2. Whether or not FGU can be held liable to reimburse ANCO despite the finding that such loss was
occasioned by the blatant negligence of the ANCO’s employees – NO.
 One of the purposes for taking out insurance is to protect the insured against the consequences
of his own negligence and that of his agents. Thus, it is a basic rule in insurance that the
carelessness and negligence of the insured or his agents constitute no defense on the part of the
insurer. This rule however presupposes that the loss has occurred due to causes which could not
have been prevented by the insured, despite the exercise of due diligence.

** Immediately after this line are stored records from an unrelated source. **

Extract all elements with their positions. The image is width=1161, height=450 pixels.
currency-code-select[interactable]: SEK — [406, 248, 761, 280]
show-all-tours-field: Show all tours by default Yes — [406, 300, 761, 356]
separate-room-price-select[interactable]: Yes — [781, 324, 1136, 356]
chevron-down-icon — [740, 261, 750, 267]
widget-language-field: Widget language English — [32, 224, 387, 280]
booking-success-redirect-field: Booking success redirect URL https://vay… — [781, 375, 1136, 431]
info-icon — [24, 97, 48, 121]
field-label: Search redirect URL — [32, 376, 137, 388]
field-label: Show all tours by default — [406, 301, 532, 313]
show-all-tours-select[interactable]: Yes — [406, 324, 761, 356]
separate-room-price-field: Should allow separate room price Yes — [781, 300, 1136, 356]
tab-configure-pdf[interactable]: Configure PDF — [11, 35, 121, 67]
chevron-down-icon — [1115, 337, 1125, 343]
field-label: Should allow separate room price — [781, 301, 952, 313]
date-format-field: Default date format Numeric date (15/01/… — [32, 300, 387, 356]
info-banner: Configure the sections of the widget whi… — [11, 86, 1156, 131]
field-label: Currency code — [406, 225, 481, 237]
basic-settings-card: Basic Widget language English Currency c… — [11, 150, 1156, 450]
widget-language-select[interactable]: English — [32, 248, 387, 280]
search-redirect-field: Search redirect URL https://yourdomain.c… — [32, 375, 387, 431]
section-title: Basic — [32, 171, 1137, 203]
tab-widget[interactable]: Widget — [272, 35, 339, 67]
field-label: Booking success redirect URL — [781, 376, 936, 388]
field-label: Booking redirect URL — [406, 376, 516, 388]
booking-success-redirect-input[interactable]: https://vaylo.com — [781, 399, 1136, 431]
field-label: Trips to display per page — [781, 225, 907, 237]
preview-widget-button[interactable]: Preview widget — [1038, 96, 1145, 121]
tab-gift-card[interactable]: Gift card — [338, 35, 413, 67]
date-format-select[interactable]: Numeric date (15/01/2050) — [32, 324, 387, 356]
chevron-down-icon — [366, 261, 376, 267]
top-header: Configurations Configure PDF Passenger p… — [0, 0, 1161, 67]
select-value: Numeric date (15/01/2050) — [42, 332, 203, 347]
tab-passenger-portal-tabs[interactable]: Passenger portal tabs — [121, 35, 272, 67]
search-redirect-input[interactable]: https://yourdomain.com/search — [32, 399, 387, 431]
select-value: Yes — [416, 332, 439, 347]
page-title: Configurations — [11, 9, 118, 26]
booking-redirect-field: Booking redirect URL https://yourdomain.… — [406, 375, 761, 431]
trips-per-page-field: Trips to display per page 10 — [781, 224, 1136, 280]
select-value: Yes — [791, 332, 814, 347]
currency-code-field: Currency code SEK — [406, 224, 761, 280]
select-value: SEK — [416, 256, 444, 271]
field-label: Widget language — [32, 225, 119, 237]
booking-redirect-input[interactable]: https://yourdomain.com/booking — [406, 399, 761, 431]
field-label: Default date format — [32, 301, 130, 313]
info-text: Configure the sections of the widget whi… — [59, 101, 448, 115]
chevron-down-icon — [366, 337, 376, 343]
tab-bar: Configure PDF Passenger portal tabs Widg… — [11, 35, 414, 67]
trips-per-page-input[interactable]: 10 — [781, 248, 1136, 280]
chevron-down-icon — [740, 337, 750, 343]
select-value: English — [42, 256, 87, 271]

 When evidence show that the insured’s negligence or recklessness is so gross as to be sufficient
to constitute a willful act, the insurer must be exonerated. The ordinary negligence of the
insured and his agents has long been held as a part of the risk which the insurer takes upon
himself, and the existence of which, where it is the proximate cause of the loss, does not
absolve the insurer from liability. But willful exposure, gross negligence, negligence amounting
to misconduct, etc., have often been held to release the insurer from such liability
 ANCO’s representatives had failed to exercise extraordinary diligence required of common
carriers in the shipment of SMC’s cargoes. Such blatant negligence of is of such gross character
that it amounts to a wrongful act which must exonerate FGU from liability under the insurance
contract.
WHEREFORE, premises considered, the Decision is hereby AFFIRMED with MODIFICATION.